What are people fighting against?
One of the things I’ve found most intriguing to reflect on in all of the comments of difference with my baptism is necessary for salvation post, is figuring out what exactly people are fighting against? What is it that’s so important to push back vigorously in denouncement of this belief to make sure people don’t think they really need to go out and get their body wet? Is it really that much of a dangerous thing to believe that baptism is necessary for salvation? It would seem in in the heart cries of people’s words of difference is that they want to make sure as many people as possible can be saved, which is a very beautiful desire to have. It’s a beautiful desire that I think we all certainly have. I would suggest that we can trust God being a just God set up the perfect parameters for salvation that as many as possible will in fact get saved.

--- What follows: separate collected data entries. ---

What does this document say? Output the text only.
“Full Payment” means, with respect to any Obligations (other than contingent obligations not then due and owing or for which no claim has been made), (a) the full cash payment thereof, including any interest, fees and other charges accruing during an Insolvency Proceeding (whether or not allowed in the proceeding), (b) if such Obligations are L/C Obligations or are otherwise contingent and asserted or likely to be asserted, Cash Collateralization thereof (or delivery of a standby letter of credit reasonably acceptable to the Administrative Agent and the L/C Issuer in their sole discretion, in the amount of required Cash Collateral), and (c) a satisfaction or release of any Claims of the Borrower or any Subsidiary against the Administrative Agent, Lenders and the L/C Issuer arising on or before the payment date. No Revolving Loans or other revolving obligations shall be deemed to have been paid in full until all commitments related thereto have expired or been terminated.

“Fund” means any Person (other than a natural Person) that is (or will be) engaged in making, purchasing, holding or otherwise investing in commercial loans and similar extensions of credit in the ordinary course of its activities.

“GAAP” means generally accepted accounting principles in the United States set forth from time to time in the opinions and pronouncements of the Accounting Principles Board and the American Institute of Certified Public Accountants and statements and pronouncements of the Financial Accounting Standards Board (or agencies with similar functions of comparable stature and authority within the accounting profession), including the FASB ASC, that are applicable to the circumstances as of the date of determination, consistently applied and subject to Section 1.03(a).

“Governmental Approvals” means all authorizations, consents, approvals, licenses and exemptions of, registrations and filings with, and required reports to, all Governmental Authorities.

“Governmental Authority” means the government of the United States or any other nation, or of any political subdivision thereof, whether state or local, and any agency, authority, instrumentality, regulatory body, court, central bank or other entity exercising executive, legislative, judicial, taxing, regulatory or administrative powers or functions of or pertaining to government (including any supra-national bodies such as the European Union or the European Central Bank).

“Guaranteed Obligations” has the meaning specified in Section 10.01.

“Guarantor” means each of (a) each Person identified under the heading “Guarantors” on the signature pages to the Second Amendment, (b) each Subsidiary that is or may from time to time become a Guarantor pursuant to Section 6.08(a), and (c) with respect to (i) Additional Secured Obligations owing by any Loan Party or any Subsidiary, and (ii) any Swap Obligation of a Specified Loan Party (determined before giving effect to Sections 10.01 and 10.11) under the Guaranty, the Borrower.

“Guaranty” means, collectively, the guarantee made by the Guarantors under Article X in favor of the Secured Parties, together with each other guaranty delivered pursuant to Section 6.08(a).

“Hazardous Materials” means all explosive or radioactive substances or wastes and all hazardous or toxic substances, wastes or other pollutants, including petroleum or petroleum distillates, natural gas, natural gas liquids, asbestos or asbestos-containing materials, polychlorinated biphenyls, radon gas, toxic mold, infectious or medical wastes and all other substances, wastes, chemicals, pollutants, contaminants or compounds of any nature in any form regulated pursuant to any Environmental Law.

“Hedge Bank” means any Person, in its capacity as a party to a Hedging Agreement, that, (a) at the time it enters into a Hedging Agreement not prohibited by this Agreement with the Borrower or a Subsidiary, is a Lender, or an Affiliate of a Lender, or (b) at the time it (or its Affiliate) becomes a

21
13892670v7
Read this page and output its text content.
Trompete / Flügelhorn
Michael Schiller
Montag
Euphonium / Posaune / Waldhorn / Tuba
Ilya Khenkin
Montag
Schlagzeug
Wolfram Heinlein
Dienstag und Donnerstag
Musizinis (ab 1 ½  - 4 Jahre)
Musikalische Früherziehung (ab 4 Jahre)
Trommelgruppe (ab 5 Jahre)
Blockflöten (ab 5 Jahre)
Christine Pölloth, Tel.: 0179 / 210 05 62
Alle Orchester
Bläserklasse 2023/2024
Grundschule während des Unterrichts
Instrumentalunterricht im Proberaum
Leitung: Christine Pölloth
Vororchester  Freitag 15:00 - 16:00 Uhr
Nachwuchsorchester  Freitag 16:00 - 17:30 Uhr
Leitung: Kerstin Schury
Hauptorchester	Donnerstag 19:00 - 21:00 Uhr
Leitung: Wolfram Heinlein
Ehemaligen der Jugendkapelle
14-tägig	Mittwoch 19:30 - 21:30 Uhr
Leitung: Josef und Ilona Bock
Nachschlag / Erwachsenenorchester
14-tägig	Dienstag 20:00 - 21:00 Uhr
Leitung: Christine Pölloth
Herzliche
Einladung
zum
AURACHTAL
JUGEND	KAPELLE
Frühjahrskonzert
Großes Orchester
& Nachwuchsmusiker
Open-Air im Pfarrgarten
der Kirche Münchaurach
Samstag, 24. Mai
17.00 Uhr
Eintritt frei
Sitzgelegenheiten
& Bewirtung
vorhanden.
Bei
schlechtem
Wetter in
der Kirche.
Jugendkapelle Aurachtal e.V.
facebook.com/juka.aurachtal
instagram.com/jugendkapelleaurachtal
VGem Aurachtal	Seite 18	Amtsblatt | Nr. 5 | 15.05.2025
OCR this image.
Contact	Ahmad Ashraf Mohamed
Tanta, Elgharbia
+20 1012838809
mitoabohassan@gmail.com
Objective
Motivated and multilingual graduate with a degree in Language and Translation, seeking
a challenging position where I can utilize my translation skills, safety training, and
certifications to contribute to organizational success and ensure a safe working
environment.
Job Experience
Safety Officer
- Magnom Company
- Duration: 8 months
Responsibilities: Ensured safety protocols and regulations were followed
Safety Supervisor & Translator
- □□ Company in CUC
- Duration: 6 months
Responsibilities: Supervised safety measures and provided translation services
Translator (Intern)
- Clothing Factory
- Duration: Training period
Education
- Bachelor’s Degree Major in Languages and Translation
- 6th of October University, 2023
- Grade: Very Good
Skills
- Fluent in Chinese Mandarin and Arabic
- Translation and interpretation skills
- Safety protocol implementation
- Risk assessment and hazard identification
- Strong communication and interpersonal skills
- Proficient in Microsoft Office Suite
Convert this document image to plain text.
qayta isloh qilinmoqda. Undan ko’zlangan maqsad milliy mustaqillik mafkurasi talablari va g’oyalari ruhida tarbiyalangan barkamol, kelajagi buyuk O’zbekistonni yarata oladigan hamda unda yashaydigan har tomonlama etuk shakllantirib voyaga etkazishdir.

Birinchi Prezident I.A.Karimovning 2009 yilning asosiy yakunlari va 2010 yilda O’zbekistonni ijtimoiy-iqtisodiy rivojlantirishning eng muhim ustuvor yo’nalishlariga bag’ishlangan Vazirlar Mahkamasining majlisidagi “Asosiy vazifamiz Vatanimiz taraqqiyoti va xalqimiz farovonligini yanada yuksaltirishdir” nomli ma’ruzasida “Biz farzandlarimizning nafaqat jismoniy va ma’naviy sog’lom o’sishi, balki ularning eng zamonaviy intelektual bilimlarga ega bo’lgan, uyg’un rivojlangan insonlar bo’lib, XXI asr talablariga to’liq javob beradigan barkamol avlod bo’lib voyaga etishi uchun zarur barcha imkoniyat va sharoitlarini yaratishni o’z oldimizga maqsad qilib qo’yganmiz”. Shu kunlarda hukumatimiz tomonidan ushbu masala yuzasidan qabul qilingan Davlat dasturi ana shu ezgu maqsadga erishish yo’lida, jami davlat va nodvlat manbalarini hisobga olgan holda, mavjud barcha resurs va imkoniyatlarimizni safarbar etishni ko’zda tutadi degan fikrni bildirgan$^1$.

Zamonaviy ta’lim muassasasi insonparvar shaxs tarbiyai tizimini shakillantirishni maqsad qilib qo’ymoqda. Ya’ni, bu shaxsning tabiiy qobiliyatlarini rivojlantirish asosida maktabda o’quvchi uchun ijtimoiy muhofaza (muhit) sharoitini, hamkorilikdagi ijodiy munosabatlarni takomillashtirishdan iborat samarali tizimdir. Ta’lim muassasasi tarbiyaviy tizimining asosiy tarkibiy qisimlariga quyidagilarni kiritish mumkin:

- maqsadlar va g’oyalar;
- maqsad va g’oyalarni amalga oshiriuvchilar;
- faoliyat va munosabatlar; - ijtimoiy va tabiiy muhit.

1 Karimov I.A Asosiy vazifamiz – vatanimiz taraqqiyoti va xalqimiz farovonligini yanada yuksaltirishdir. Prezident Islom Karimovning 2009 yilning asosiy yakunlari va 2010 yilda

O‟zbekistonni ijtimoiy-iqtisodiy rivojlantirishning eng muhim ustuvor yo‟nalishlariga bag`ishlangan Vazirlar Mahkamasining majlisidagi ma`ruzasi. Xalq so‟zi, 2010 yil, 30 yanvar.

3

My only goal in all of my posts is to expand thought and knowledge to hopefully help anyone come to the best conclusion of beliefs and practices of Christian faith. Maybe I’ll be the one that helps a specific person reach to the best, or maybe someone else will. But it’s my hope that in my words that I’ve been a stepping stone in helping someone get one step closer to the truth. I’ll close with the same thing I said in my baptism post that sparked so much conversation. I think even the person who thinks differently on this topic can agree with me on this one statement. I have nothing to lose in believing baptism as a necessary part of receiving salvation, and acting in belief of that as truth by getting baptized. If one doesn’t need to be baptized for salvation, then they’ll still be with God for eternity anyway. But on the other hand, someone who believes it’s not necessary for salvation, and has not been baptized in belief of its necessity for salvation, it seems there’s only everything to lose. We all have the God-given freedom to make the choices we see are best, and it’s my sincerest hope and prayer that we will all make the best one.
Peace to all those who are in Christ.